My reflections that morning were on the persistent truth that when it comes to black life in America, neglecting our impetus for policy reform has a real consequence on the lives of real people. I thought about the man whose children didn’t graduate from high school. I wondered how their lives have been altered because their father was part of the wave of mass incarceration that has served to destroy the black family. I wondered how many of his sons might end up in prison like their dad, and whether the father himself might go back to prison after not being allowed to find a reasonable job or vote for the remainder of his years on this earth.
I thought about the three-year old boy who was shot in the head, who now lies in critical condition, with doctors giving him a grim prognosis for survival. I wondered how his life might have been modified if we had different gun laws that might have kept another young man from spraying bullets directly into a house full of kids.
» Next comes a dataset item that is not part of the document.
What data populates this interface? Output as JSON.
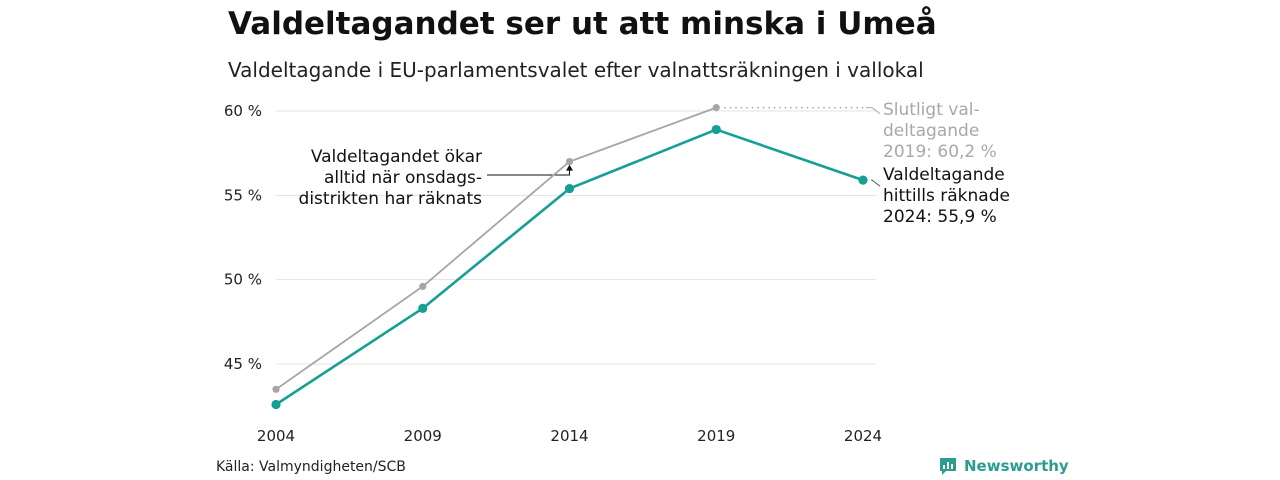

While these incidents don’t seem to happen much in non-black neighborhoods, a large percentage of black teens confront the homicide of an associate before the age of 18.
I thought about the young man who shot the three-year old in the head. I thought about how he was probably never given a quality education, may not have had a father in the home and most likely didn’t have a job. I don’t profess to know much about the man who did the shooting, but I am certain that he himself didn’t grow up in a life without pain. The traumatic confusion which lies in the soul of the man who pulled the trigger now manifests itself in the swollen brain of the three year old lying in the hospital. As author Terrie Williams says in her book, Black Pain, “Hurt people, hurt people.” On this day, two young black men lost their lives, and I weep internally for the both of them.
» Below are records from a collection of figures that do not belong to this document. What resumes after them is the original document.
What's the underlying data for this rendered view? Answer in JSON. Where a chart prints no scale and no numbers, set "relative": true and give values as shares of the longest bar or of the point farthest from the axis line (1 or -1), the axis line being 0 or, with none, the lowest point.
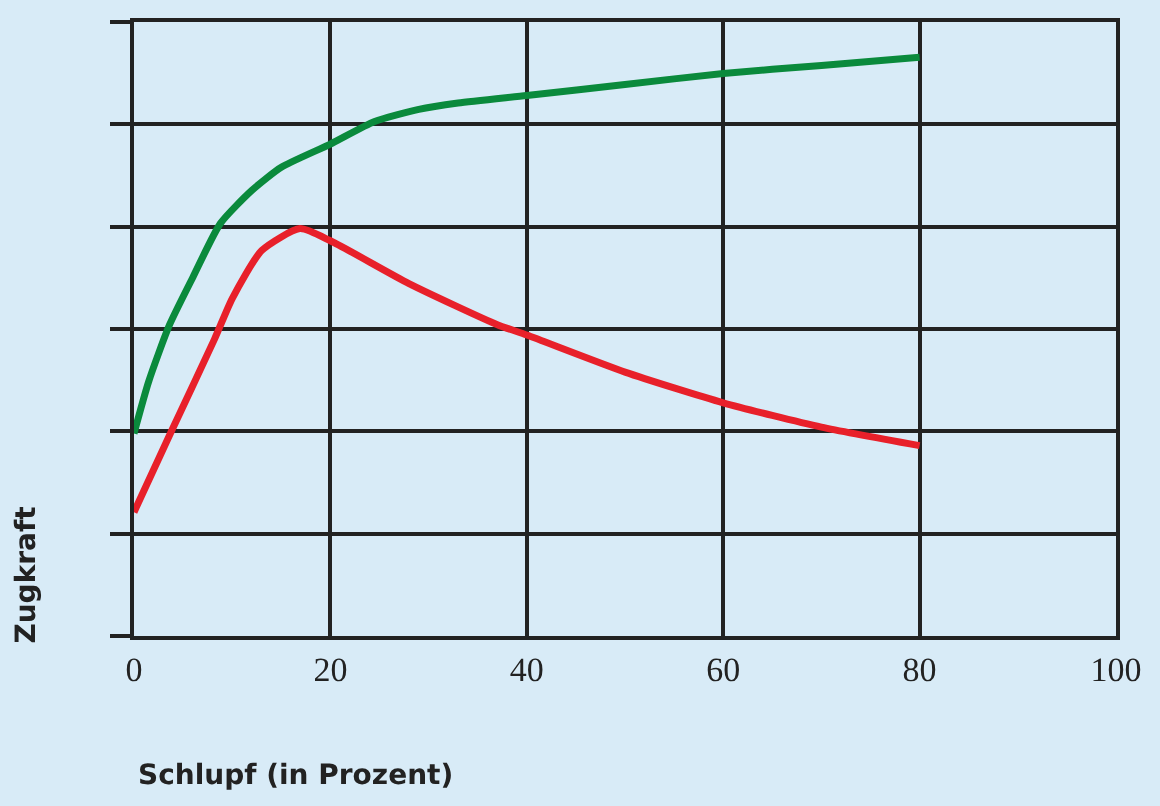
{
  "chart_data": {
    "type": "line",
    "relative": true,
    "xlabel": "Schlupf (in Prozent)",
    "ylabel": "Zugkraft",
    "xlim": [
      0,
      100
    ],
    "xticks": [
      0,
      20,
      40,
      60,
      80,
      100
    ],
    "grid": true,
    "marker": "none",
    "line_style": "solid",
    "series": [
      {
        "color": "#0a8a3c",
        "x": [
          0,
          1.5,
          3.6,
          6,
          8.8,
          12,
          15,
          20,
          24.5,
          29,
          33,
          40,
          50,
          60,
          70,
          80
        ],
        "values": [
          0.35,
          0.44,
          0.537,
          0.62,
          0.713,
          0.77,
          0.81,
          0.85,
          0.889,
          0.91,
          0.921,
          0.934,
          0.953,
          0.972,
          0.986,
          1
        ]
      },
      {
        "color": "#e8202a",
        "x": [
          0,
          3.7,
          8.2,
          10,
          13,
          16.9,
          20,
          28,
          37,
          40,
          50,
          60,
          70,
          80
        ],
        "values": [
          0.214,
          0.35,
          0.513,
          0.583,
          0.666,
          0.704,
          0.683,
          0.609,
          0.538,
          0.52,
          0.456,
          0.403,
          0.361,
          0.329
        ]
      }
    ]
  }
}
Incidents such as these are being replicated across the country every single day of the year, in a nation that has pretended like these nightmares don’t exist. We focus on silly issues like birth certificates and White House poetry readings, while children are dying in the street and the genocide on the futures of young black children continues to gain momentum.
If Attorney General Eric Holder has no desire to speak on such atrocities that call for reform of the criminal justice system, then I personally have little reason to care about his political success. If we as a nation continue to sign death warrants on black youth all across America, we jeopardize decades of progress on civil rights and have almost no moral authority to judge human rights violations occurring all around the world. How we treat black Americans is a cold reminder that we are not the country that we profess to be, and having a black president changes almost nothing. That’s systematic American racism 101.